Port St. Joe police further secured the building after that incident.

But with the building in receivership for several years, there has been little to know upkeep of the building and grounds save city staff trimming several trees.

“It’s bad,” White said, “particularly in the area where the ambulance would come in the building and there it’s a disaster.”

 Commissioner Rex Buzzett requested the item be added to the Commission agenda until further action can be taken.

“Any clean-up would help,” he said.

Boat launch fees

Commissioner William Thursbay revisited an earlier initiative to implement launch fees at the city’s boat ramp in Frank Pate Park.

Commissioners held a workshop several months ago and found a general consensus in favor of fees to fund upkeep of the boat ramp, but with a lack of consensus on components to a plan.

Thursbay’s reiterated the motive last week but remained without a consensus on direction.

“This would be for maintenance down there and only maintenance,” Thursbay said.

He provided several options, including a fee scale under which citizen residents would pay nothing while county and out-of-state users would pay set daily fees or be eligible to purchase weekly or seasonal passes.

The collecting, Thursbay said, would initially be based on the honor system, using a wooden or metal box with or without a written decal or ticket.

“I am all for user fees, but how are we going to enforce this?” said Mayor Mel Magidson. “(The honor system) is the worst way, but I like the pass deal.”

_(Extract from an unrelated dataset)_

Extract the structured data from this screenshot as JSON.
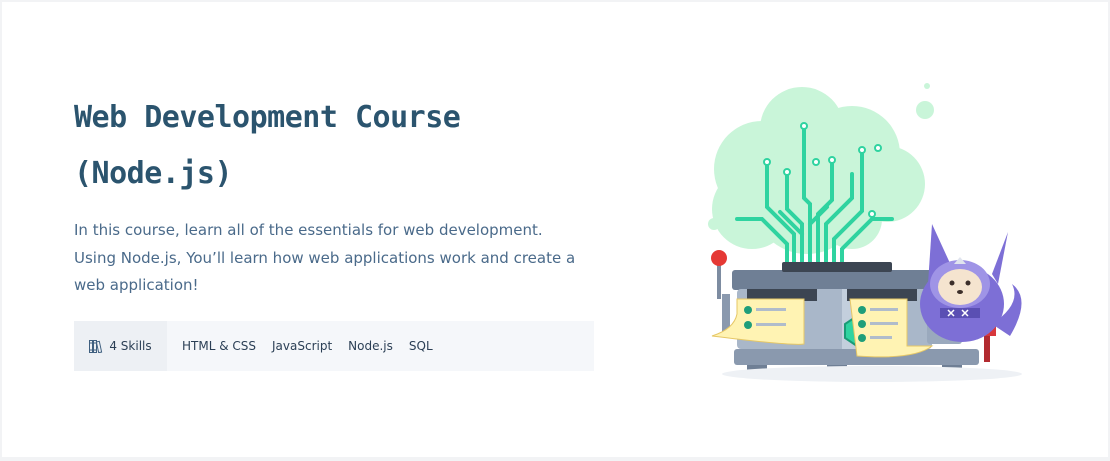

Magidson said governments need to look at implementing user fees for a host of maintenance issues that can no longer be addressed in the general fund budget.

Resident Mark Howze said while he fundamentally agreed that a launch fee was preferable, he wondered about the balance struck between how much the city might actually realize in revenue compared to the cost of implementing the system.

Thursbay said he would further examine the issue and come back with additional recommendations.

Centennial Building

Commissioners approved spending over $21,000 for repairs to leaks on the roof of the Centennial Building.

Commissioners will at least in part dip into BP settlement funds for the repairs, which are aimed at sealing leaks ahead of more substantive repairs to the ceiling and acoustics in the city’s largest gathering place.